Axios reported this week that Israel's government had instructed the military to prepare for a possible US strike against Iran during the remainder of Trump's term, though it said the order wasn't based on intelligence or an assessment that the US would order an attack.

Fakhrizadeh was also named in a March 2007 UN Security Council Resolution as having been involved in Iran's "nuclear or ballistic missile activities."

Friday's killing comes close to the 10th anniversary of the assassination of another scientist, Majid Shahriari, who was killed in a car bombing on Nov 29, 2010.

Car bombing

A number of Fakhrizadeh's security guards were wounded in the Friday attack, in which his car was shot at before a Nissan laden with explosives detonated about 15 to 20 meters away, Hatami told state TV.

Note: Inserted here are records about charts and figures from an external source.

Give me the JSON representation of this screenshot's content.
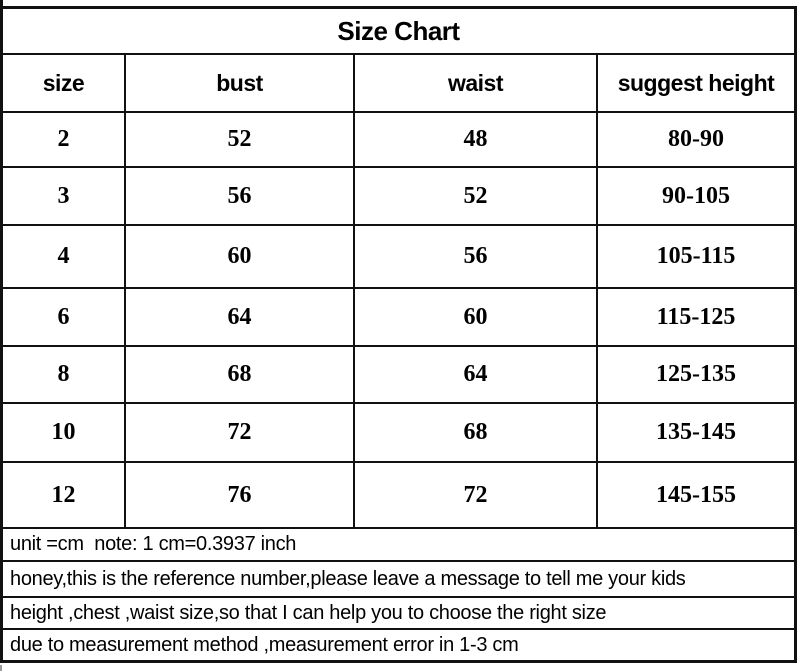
{
  "title": "Size Chart",
  "table": {
    "headers": [
      "size",
      "bust",
      "waist",
      "suggest height"
    ],
    "rows": [
      [
        "2",
        "52",
        "48",
        "80-90"
      ],
      [
        "3",
        "56",
        "52",
        "90-105"
      ],
      [
        "4",
        "60",
        "56",
        "105-115"
      ],
      [
        "6",
        "64",
        "60",
        "115-125"
      ],
      [
        "8",
        "68",
        "64",
        "125-135"
      ],
      [
        "10",
        "72",
        "68",
        "135-145"
      ],
      [
        "12",
        "76",
        "72",
        "145-155"
      ]
    ]
  },
  "notes": [
    "unit =cm  note: 1 cm=0.3937 inch",
    "honey,this is the reference number,please leave a message to tell me your kids",
    "height ,chest ,waist size,so that I can help you to choose the right size",
    "due to measurement method ,measurement error in 1-3 cm"
  ],
  "colors": {
    "border": "#111111",
    "text": "#000000",
    "background": "#ffffff"
  }
}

Hatami said Fakhrizadeh was involved in an air-defence project for detecting spy aircraft without using radar systems and that "Israel was well aware of his role in affairs that could confound" Israel.

Iran's expanding missile programme is a key concern for both the US and Israel, but it's the nuclear issue that has drawn the greatest scrutiny.

Iran broke limits on the amount of low-enriched uranium it was allowed to store under the 2015 nuclear deal with world powers after Trump exited the accord in 2018 and imposed sweeping economic sanctions on the Islamic Republic.

Teheran's store of low-enriched uranium increased to about 2,443kg from 2,105kg, according to the latest report by the UN monitors. That's enough to create three bombs if Iran chose to enrich the material to weapons grade.

President-elect Joe Biden has said the US could re-enter the nuclear agreement if Iran returns to compliance.